What do you want done to the file, do you want it left as spaces, changed to tabs, or reverted back to a random mix?

andersevenrud commented 2 years ago

Totally missed that comment.

Ideally, just add the updates to .d.ts then take care of formatting in a separate PR so that this does not go out of context and is blown up with 2000+ lines of change :sweat_smile:

Edit: If you do an interactive rebase and split out the commits so that we get a precise history then we could do it here because then I don't have to do a squash. It's usually a bit of a chore though, so it's easier just to revert :)

Edit again: Or hey, just do a new PR now with the formatting, then you can rebase onto it and the 2000 lines of change here just disappears by themselves :D

andersevenrud commented 2 years ago

Oh, I see you did a merge, and not a rebase. So this won't really work as expected... but a squash will brush all the stuff under a rug :D

With a rebase you would be able to "erase" the changes (history) from the bottom up, but a merge effectively does nothing to the history as it's on top.

andersevenrud commented 2 years ago

With a rebase you would be able to "erase" the changes

Assuming you're in your branch you could do something like this:

I haven't tested this with your PR or whatever...but this is generally how it's done.

# Update your master branch
git fetch origin master:master

# Start rebasing
git rebase master

# Now you'd hit a collision because there was changes to the type defs on both sides, so to resolve
# reset to the master file
git checkout --ours index.d.ts

# Now you can add your changes to the file, then
git add index.d.ts

# Finish up
git rebase --continue

Voila. The commit that had all of the changes to the file now only has the ones you initially was going to add.

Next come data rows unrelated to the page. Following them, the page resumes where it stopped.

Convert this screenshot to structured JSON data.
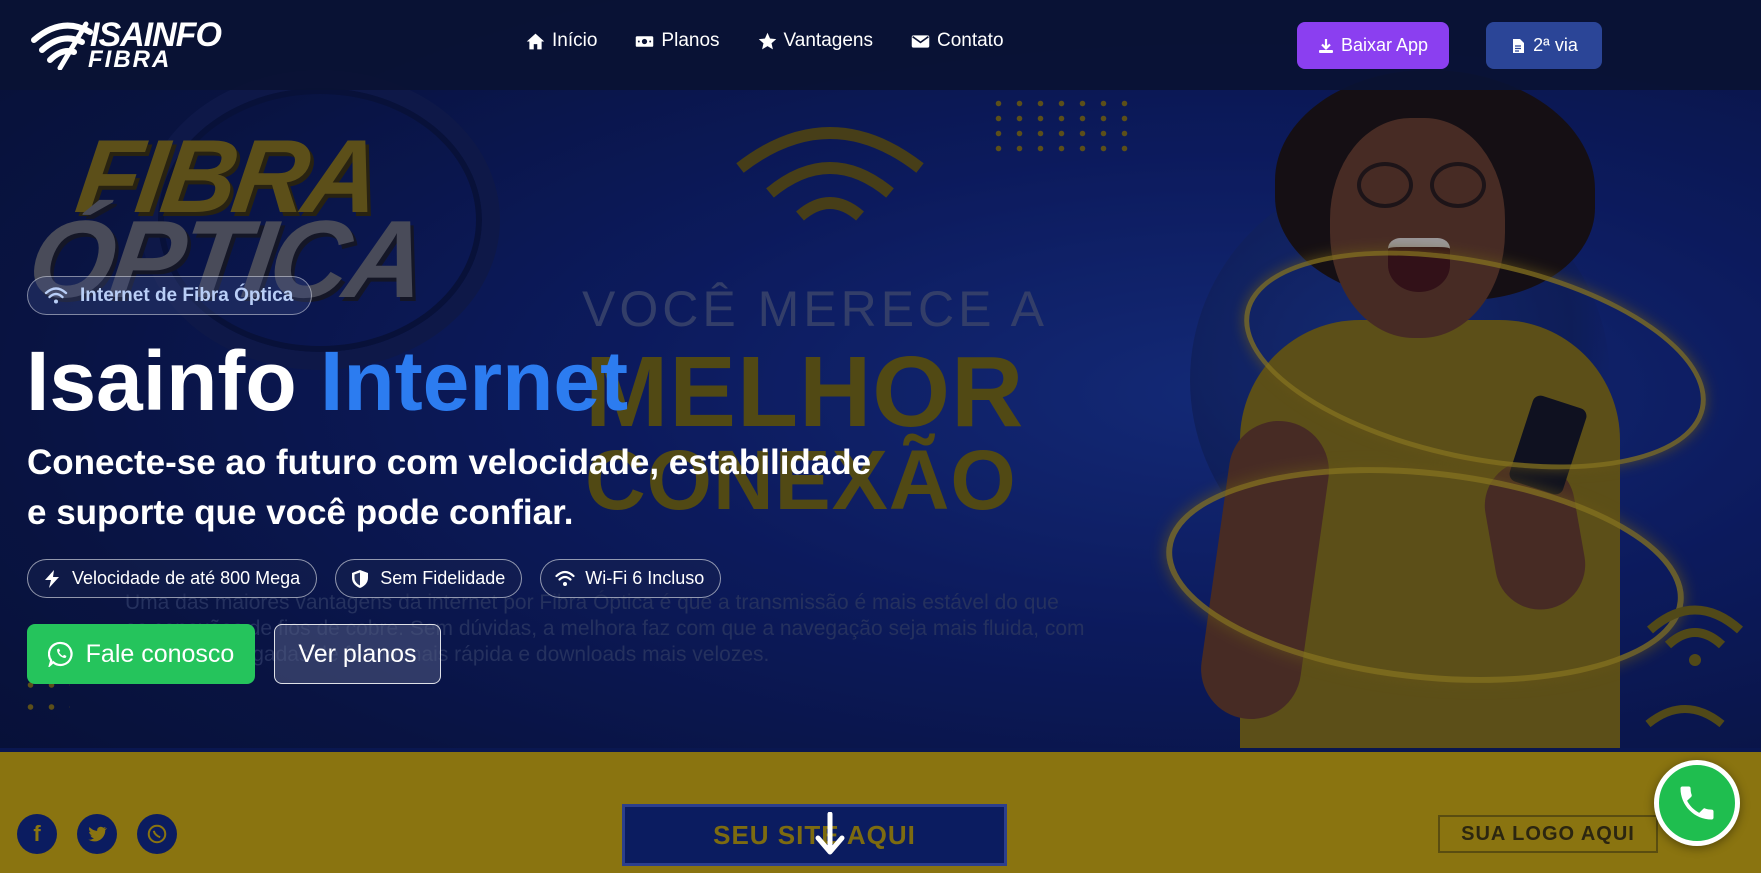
{
  "brand": {
    "logo_top": "ISAINFO",
    "logo_bottom": "FIBRA"
  },
  "nav": {
    "items": [
      {
        "label": "Início",
        "icon": "home-icon"
      },
      {
        "label": "Planos",
        "icon": "money-icon"
      },
      {
        "label": "Vantagens",
        "icon": "star-icon"
      },
      {
        "label": "Contato",
        "icon": "envelope-icon"
      }
    ],
    "app_button": "Baixar App",
    "via_button": "2ª via"
  },
  "hero": {
    "badge": "Internet de Fibra Óptica",
    "title_main": "Isainfo",
    "title_accent": "Internet",
    "subtitle": "Conecte-se ao futuro com velocidade, estabilidade e suporte que você pode confiar.",
    "features": [
      {
        "label": "Velocidade de até 800 Mega",
        "icon": "bolt-icon"
      },
      {
        "label": "Sem Fidelidade",
        "icon": "shield-icon"
      },
      {
        "label": "Wi-Fi 6 Incluso",
        "icon": "wifi-icon"
      }
    ],
    "cta_primary": "Fale conosco",
    "cta_secondary": "Ver planos"
  },
  "banner": {
    "fibra": "FIBRA",
    "optica": "ÓPTICA",
    "merece": "VOCÊ MERECE A",
    "melhor": "MELHOR",
    "conexao": "CONEXÃO",
    "paragraph": "Uma das maiores vantagens da internet por Fibra Óptica é que a transmissão é mais estável do que as conexões de fios de cobre. Sem dúvidas, a melhora faz com que a navegação seja mais fluida, com páginas carregadas de forma mais rápida e downloads mais velozes.",
    "site": "SEU SITE AQUI",
    "logo": "SUA LOGO AQUI"
  },
  "colors": {
    "accent_blue": "#2c7cf0",
    "app_purple": "#8b3ff0",
    "via_blue": "#2b4597",
    "whatsapp_green": "#25c45c"
  }
}
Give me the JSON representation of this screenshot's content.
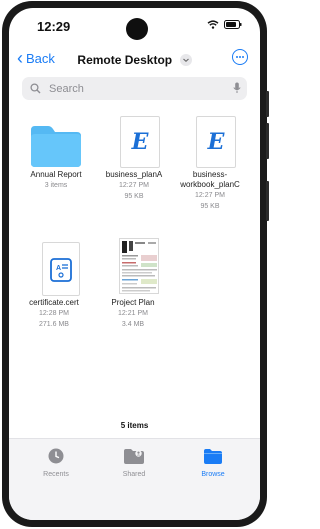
{
  "status": {
    "time": "12:29"
  },
  "nav": {
    "back_label": "Back",
    "title": "Remote Desktop"
  },
  "search": {
    "placeholder": "Search"
  },
  "items": [
    {
      "name": "Annual Report",
      "meta1": "3 items",
      "meta2": "",
      "icon": "folder-icon"
    },
    {
      "name": "business_planA",
      "meta1": "12:27 PM",
      "meta2": "95 KB",
      "icon": "word-doc-icon"
    },
    {
      "name": "business-workbook_planC",
      "meta1": "12:27 PM",
      "meta2": "95 KB",
      "icon": "word-doc-icon"
    },
    {
      "name": "certificate.cert",
      "meta1": "12:28 PM",
      "meta2": "271.6 MB",
      "icon": "certificate-icon"
    },
    {
      "name": "Project Plan",
      "meta1": "12:21 PM",
      "meta2": "3.4 MB",
      "icon": "document-preview-icon"
    }
  ],
  "item_count": "5 items",
  "tabs": [
    {
      "label": "Recents",
      "icon": "clock-icon",
      "active": false
    },
    {
      "label": "Shared",
      "icon": "shared-folder-icon",
      "active": false
    },
    {
      "label": "Browse",
      "icon": "folder-icon",
      "active": true
    }
  ],
  "colors": {
    "accent": "#1a7cf5",
    "folder": "#55b9f3",
    "word": "#1b6fd6"
  }
}
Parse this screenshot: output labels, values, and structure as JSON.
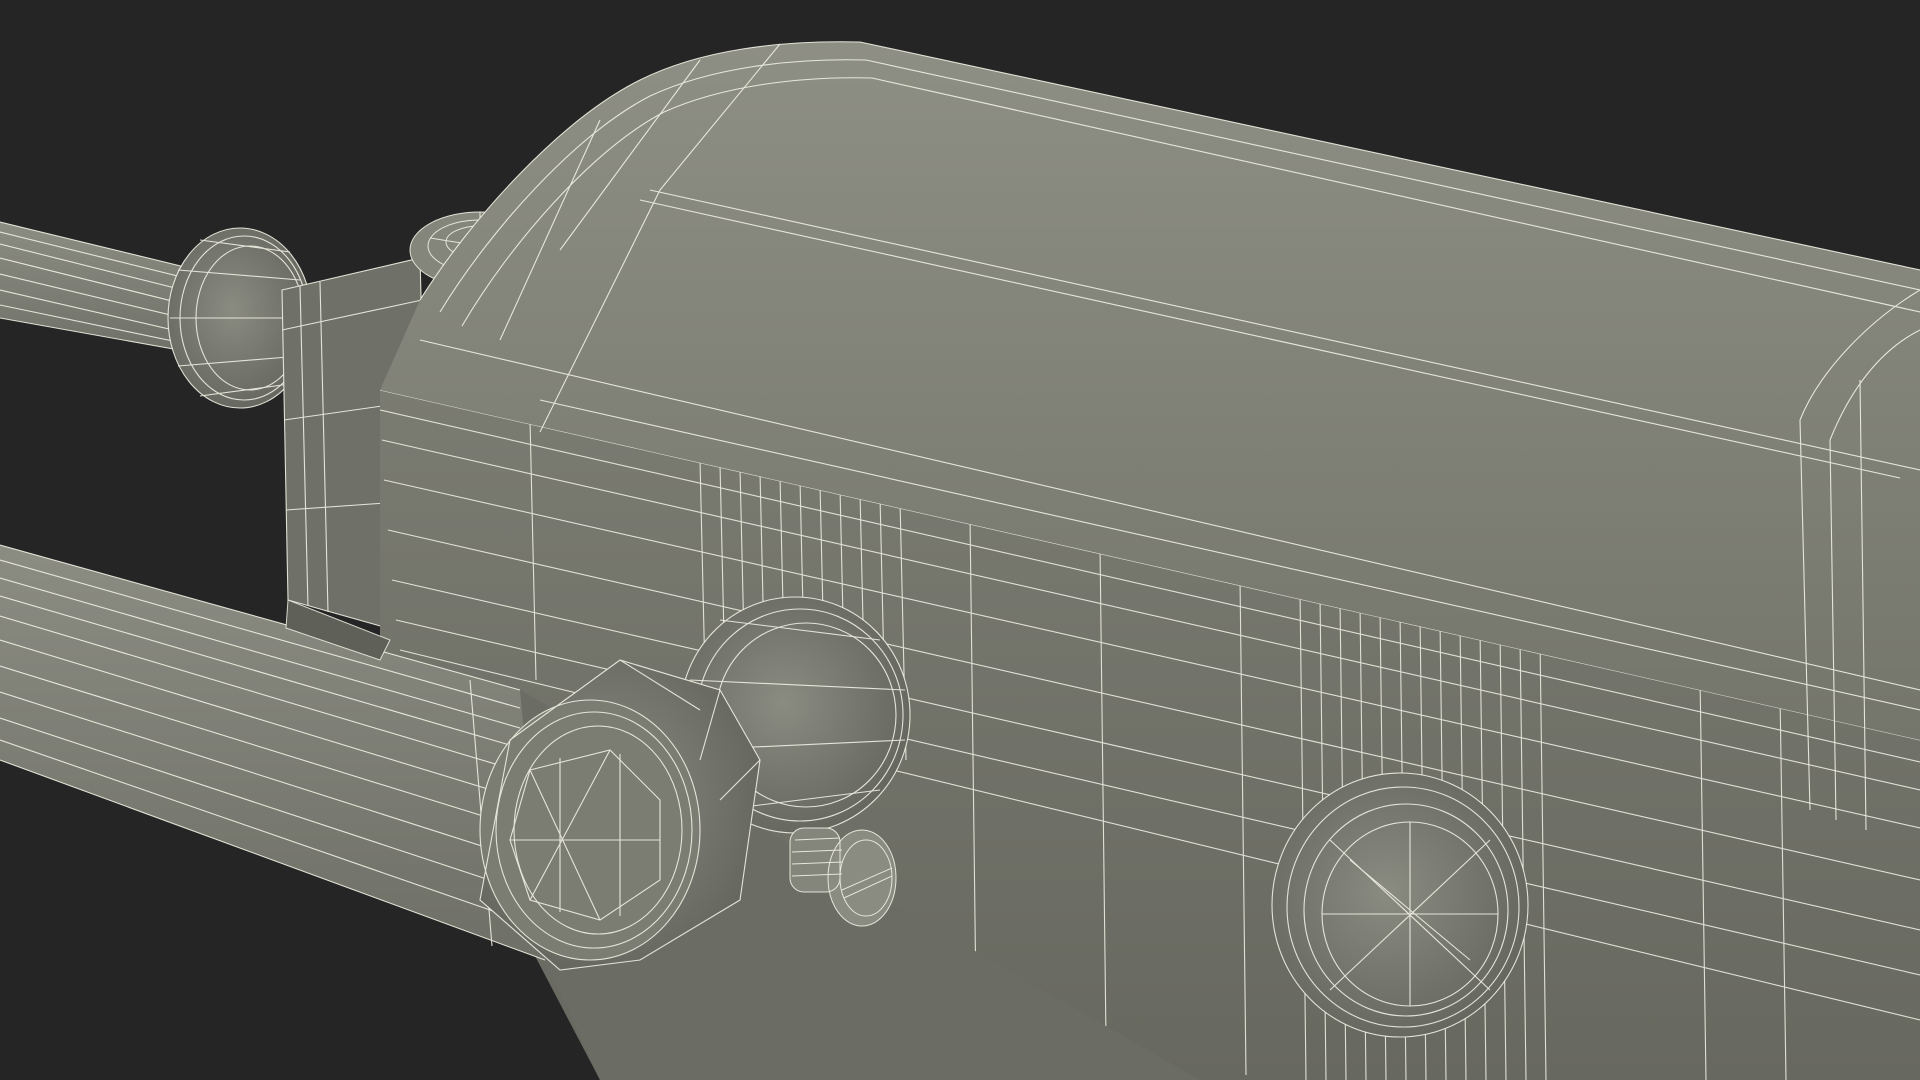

And it can be force-pushed to the repo and the PR will reflect this :raised_hands:

ajmeese7 commented 1 year ago

@andersevenrud reminder to check this out locally when you get a chance, no rush :)

andersevenrud commented 1 year ago

Sorry about the delay. Life got in the way :/ I'll get this merged this weekend.

andersevenrud commented 1 year ago

Gave it a go and it seems to be working fine :)

andersevenrud commented 1 year ago

This and all your other merged stuff was released under 3.9.0.